Les députés seraient amenés à se construire une vraie compétence tout en ayant un rôle d’influence non pas sur la dépense mais sur l’empêchement de la dépense. Un département ministériel pourrait se trouver sur la sellette dans le cadre d’un examen multipartisan allant au fond des choses et non pas comme actuellement lors du vote rapide lors du budget des crédits nouveaux que le gouvernement exige. L’activité diplomatique dans un pays donné pourrait être revue de fond en comble. La justice et la police d’une zone quelconque pourraient être passées au crible. L’analyse détaillée de telle ou telle politique publique d’intérêt subalterne pourrait conduire à son démantèlement. On voit l’intérêt de ne pas avoir de fonctionnaires élus à l’assemblée. Le conflit d’intérêts serait immédiat.

Au passage on pourrait revenir sur le statut ridicule des fonctionnaires de l’Assemblée et du Sénat. Ils ne peuvent faire carrière que dans ces deux institutions ! Résultats : une armée mexicaine et un manque de renouvellement terrifiant. Là aussi, il faut remettre de la fluidité.

Les mesures prises ces dernières années pour tenter de redonner un peu de vie à l’Assemblée sont toutes problématiques :

Les questions au gouvernement sont un exercice pénible jusqu’au ridicule.

La coproduction législative est un mythe

Le budget à dépenser localement par chaque Député pousse automatiquement aux abus de dépenses et au clientélisme.

Le Parlement n’existe actuellement que dans la fronde.
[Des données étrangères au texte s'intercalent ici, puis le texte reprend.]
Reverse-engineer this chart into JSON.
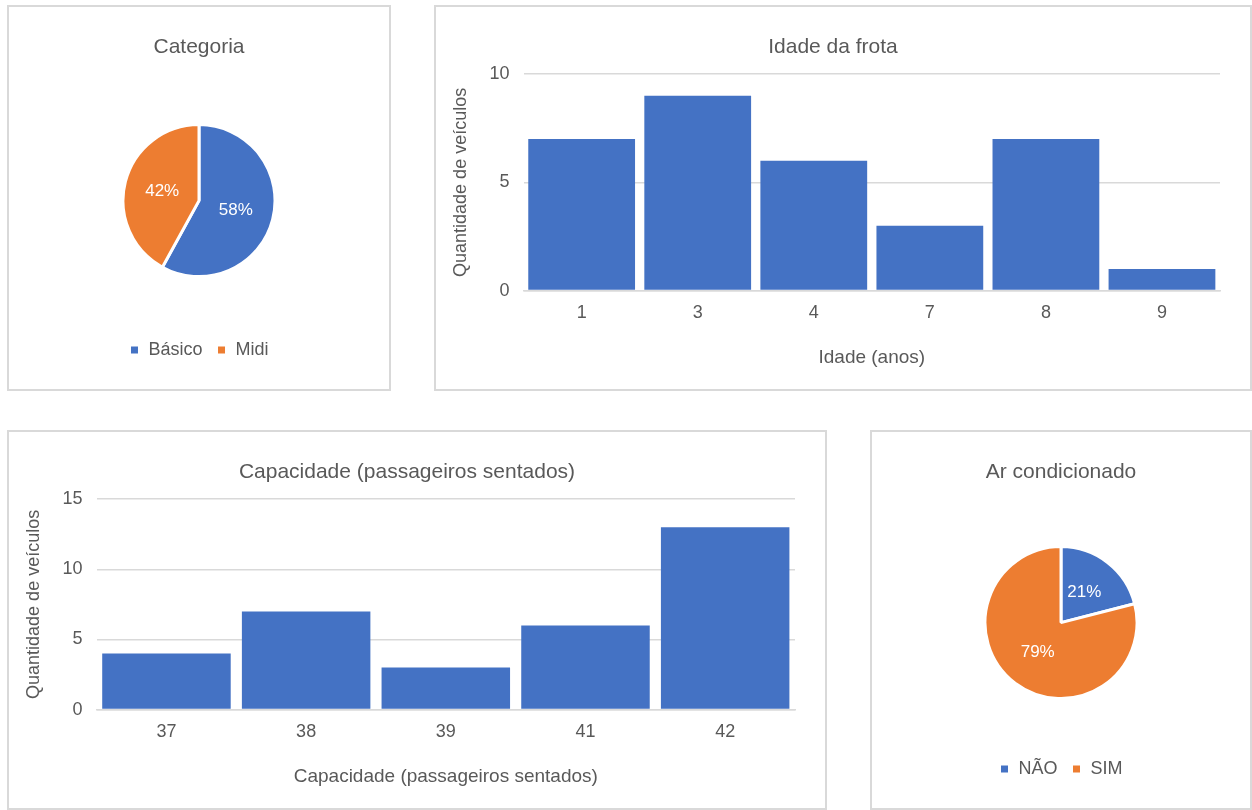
{
  "chart_data": [
    {
      "type": "pie",
      "title": "Categoria",
      "categories": [
        "Básico",
        "Midi"
      ],
      "values": [
        58,
        42
      ],
      "colors": [
        "#4472c4",
        "#ed7d31"
      ],
      "value_labels": [
        "58%",
        "42%"
      ],
      "legend": "bottom"
    },
    {
      "type": "bar",
      "title": "Idade da frota",
      "xlabel": "Idade (anos)",
      "ylabel": "Quantidade de veículos",
      "categories": [
        "1",
        "3",
        "4",
        "7",
        "8",
        "9"
      ],
      "values": [
        7,
        9,
        6,
        3,
        7,
        1
      ],
      "color": "#4472c4",
      "ylim": [
        0,
        10
      ],
      "yticks": [
        0,
        5,
        10
      ],
      "grid": "y"
    },
    {
      "type": "bar",
      "title": "Capacidade (passageiros sentados)",
      "xlabel": "Capacidade (passageiros sentados)",
      "ylabel": "Quantidade de veículos",
      "categories": [
        "37",
        "38",
        "39",
        "41",
        "42"
      ],
      "values": [
        4,
        7,
        3,
        6,
        13
      ],
      "color": "#4472c4",
      "ylim": [
        0,
        15
      ],
      "yticks": [
        0,
        5,
        10,
        15
      ],
      "grid": "y"
    },
    {
      "type": "pie",
      "title": "Ar condicionado",
      "categories": [
        "NÃO",
        "SIM"
      ],
      "values": [
        21,
        79
      ],
      "colors": [
        "#4472c4",
        "#ed7d31"
      ],
      "value_labels": [
        "21%",
        "79%"
      ],
      "legend": "bottom"
    }
  ]
}
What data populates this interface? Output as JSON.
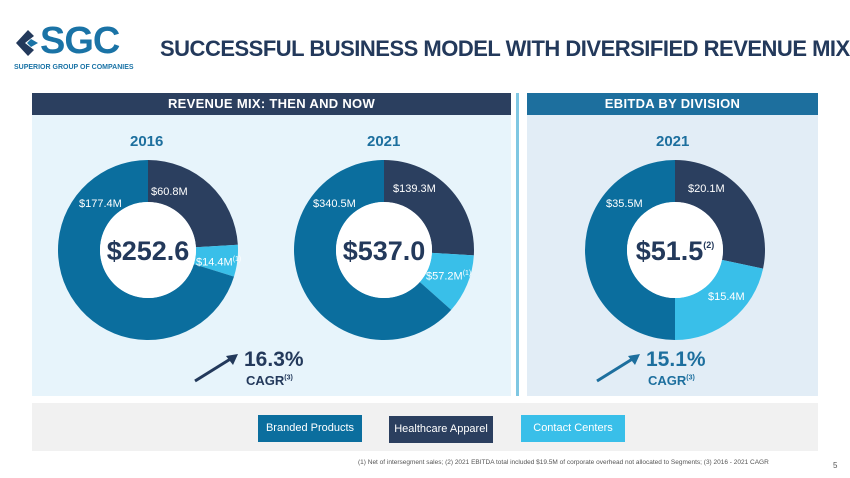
{
  "logo": {
    "text": "SGC",
    "subtitle": "SUPERIOR GROUP OF COMPANIES"
  },
  "title": "SUCCESSFUL BUSINESS MODEL WITH DIVERSIFIED REVENUE MIX",
  "revenue_panel": {
    "header": "REVENUE MIX: THEN AND NOW"
  },
  "ebitda_panel": {
    "header": "EBITDA BY DIVISION"
  },
  "colors": {
    "branded": "#0b6e9e",
    "healthcare": "#2b3f5f",
    "contact": "#39bfe9"
  },
  "donuts": [
    {
      "year": "2016",
      "total": "$252.6",
      "total_sup": "",
      "values": [
        60.8,
        14.4,
        177.4
      ],
      "labels": [
        "$60.8M",
        "$14.4M",
        "$177.4M"
      ],
      "sups": [
        "",
        "(1)",
        ""
      ]
    },
    {
      "year": "2021",
      "total": "$537.0",
      "total_sup": "",
      "values": [
        139.3,
        57.2,
        340.5
      ],
      "labels": [
        "$139.3M",
        "$57.2M",
        "$340.5M"
      ],
      "sups": [
        "",
        "(1)",
        ""
      ]
    },
    {
      "year": "2021",
      "total": "$51.5",
      "total_sup": "(2)",
      "values": [
        20.1,
        15.4,
        35.5
      ],
      "labels": [
        "$20.1M",
        "$15.4M",
        "$35.5M"
      ],
      "sups": [
        "",
        "",
        ""
      ]
    }
  ],
  "growth": [
    {
      "value": "16.3%",
      "label": "CAGR",
      "sup": "(3)"
    },
    {
      "value": "15.1%",
      "label": "CAGR",
      "sup": "(3)"
    }
  ],
  "legend": [
    "Branded Products",
    "Healthcare Apparel",
    "Contact Centers"
  ],
  "footnote": "(1) Net of intersegment sales; (2) 2021 EBITDA total included $19.5M of corporate overhead not allocated to Segments; (3) 2016 - 2021 CAGR",
  "page_number": "5"
}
Si on fait des parlementaires des élus hors sol sans autre fonction que ce qui existe actuellement, tout en les privant de ressources et en exigeant d’eux une pureté absolue, on ne trouvera bientôt plus que des fonctionnaires et des occasionnels opportunistes.

Les partis et les assemblées ont tout de même pour but essentiel de former de véritables hommes politiques capables de gouverner.

Si on en reste aux mesurettes actuelles, on aggravera le schéma caricatural actuel : l’énarchie compassionnelle dirige et des zombies font de la figuration plus ou moins intelligente. Le système Macron est la quintessence de cette évolution, avec des députés inconnus et sans expérience, à l’exception de quelque vieux chevaux de retour, et tous les postes clés tenus par les copains de promotion du président et du premier ministre, qui s’activent avec les hauts fonctionnaires des ministères.

Avec sa conséquence immédiate : un pays qui reste surfiscalisé au-delà de toutes limites acceptables, un gouvernement qui refuse de redimensionner autrement que dans les mots le champ d’action de l’État, et dont la seule mesure sérieuse est une hausse des impôts, une presse bananière qui illustre le communiqué.

Et une bande de marcheurs en sandalettes, ivres à l’Assemblée mais déprimés en région devant leur impuissance à participer à quoi que ce soit et qui se taisent, en commençant à s'inquiéter de la suite et notamment du jugement de la vox populi qui est de plus en plus tentée par les noms d’oiseaux depuis que la hausse des impôts est immédiate et le reste différé, sinon des lois d’apparence.

Au total les vrais risques sont ceux d’une déchéance démocratique, par capture de tous les pouvoirs par la Haute administration, par enracinement de la démagogie basée sur l’achat de votes périodique éhonté, et le vol aggravé des revenus et du capital des citoyens. En comparaison, les quelques « avancées » promises sont presqu’insignifiantes quand elles sont ponctuelles, et problématiques lorsqu’elles sont importantes, faute de s’inscrire dans un cadre  plus riche, mieux intentionné et plus rigoureux sur la représentativité des élus.